Wczoraj w godzinach popołudniowych strażnicy gminni realizowali patrol Gminy Dygowo. Przejeżdżając przez Jazy, zauważyli kłęby dymu przy jednej z posesji oraz kobietę, która usiłowała walczyć z ogniem. Natychmiast zabezpieczyli miejsce i zaalarmowali straż pożarną. Po chwili na miejsce przybyły jednostki OSP z Dygowa, następnie ze Wrzosowa. Pożar niebezpiecznie zbliżył się na kilka metrów do budynku gospodarczego i niewiele brakowało, a mógłby go zająć. Dzięki sprawnej akcji OSP szybko udało się go ugasić.
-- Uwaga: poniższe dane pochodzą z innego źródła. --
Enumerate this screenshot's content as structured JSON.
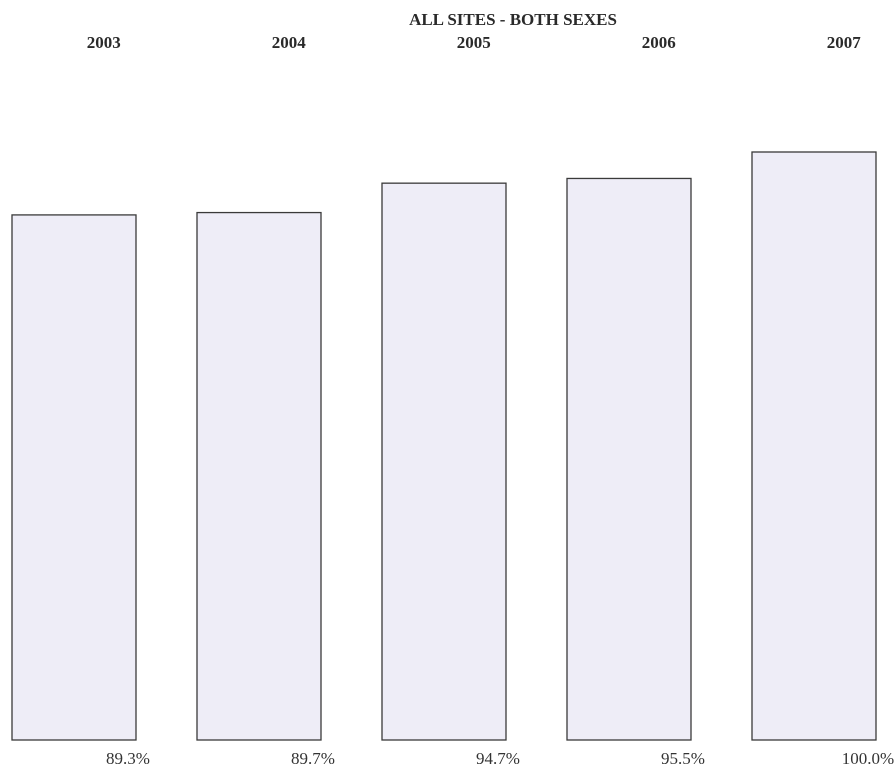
{
  "chart_data": {
    "type": "bar",
    "title": "ALL SITES - BOTH SEXES",
    "categories": [
      "2003",
      "2004",
      "2005",
      "2006",
      "2007"
    ],
    "values": [
      89.3,
      89.7,
      94.7,
      95.5,
      100.0
    ],
    "value_labels": [
      "89.3%",
      "89.7%",
      "94.7%",
      "95.5%",
      "100.0%"
    ],
    "unit": "%",
    "ylim": [
      0,
      100
    ],
    "grid": false,
    "legend": "none",
    "colors": {
      "bar_fill": "#eeedf7",
      "bar_stroke": "#3a3a3a",
      "text": "#2a2a2a"
    }
  }
}
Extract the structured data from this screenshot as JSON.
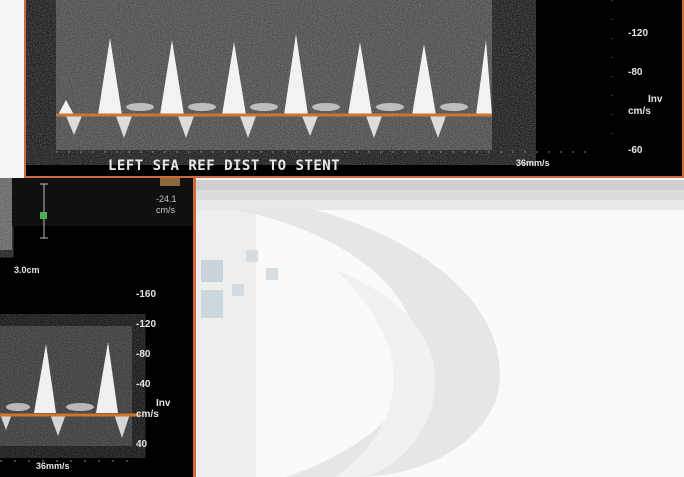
{
  "top_panel": {
    "label": "LEFT   SFA  REF  DIST  TO   STENT",
    "scale_ticks": [
      "-120",
      "-80",
      "Inv",
      "cm/s",
      "-60"
    ],
    "sweep_speed": "36mm/s"
  },
  "bottom_panel": {
    "velocity_readout": "-24.1",
    "velocity_unit": "cm/s",
    "depth_label": "3.0cm",
    "scale_ticks": [
      "-160",
      "-120",
      "-80",
      "-40",
      "Inv",
      "cm/s",
      "40"
    ],
    "sweep_speed": "36mm/s"
  },
  "colors": {
    "panel_border": "#d06a3c",
    "baseline": "#c9782e",
    "background": "#000000",
    "marker": "#4caf50"
  }
}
Początkowo Pani zarzucała, że ktoś musiał dokonać podpalenia okolic jej posesji. Po krótkich czynnościach przyznała się jednak do swojej niefrasobliwości – robiąc porządki, postanowiła wypalić także stertę gałęzi. Po chwili jednak ogień wymknął się spod jej kontroli. Postępowanie zakończono nałożeniem mandatu karnego.
Tego samego dnia, w godzinach wieczornych, miały miejsce jeszcze dwa pożary traw – w Pustarach, gdzie wyjechała do gaszenia jednostka OSP z Czernina oraz w Kłopotowie, gdzie ogień zagrażał zabytkowej oborze. Pożar początkowo gasili wspólnymi siłami mieszkańcy. Po chwili dojechała jednostka OSP z Wrzosowa, dogaszając pogorzelisko.
Wszystko wskazuje, że tak jak w pierwszym przypadku, były to podpalenia.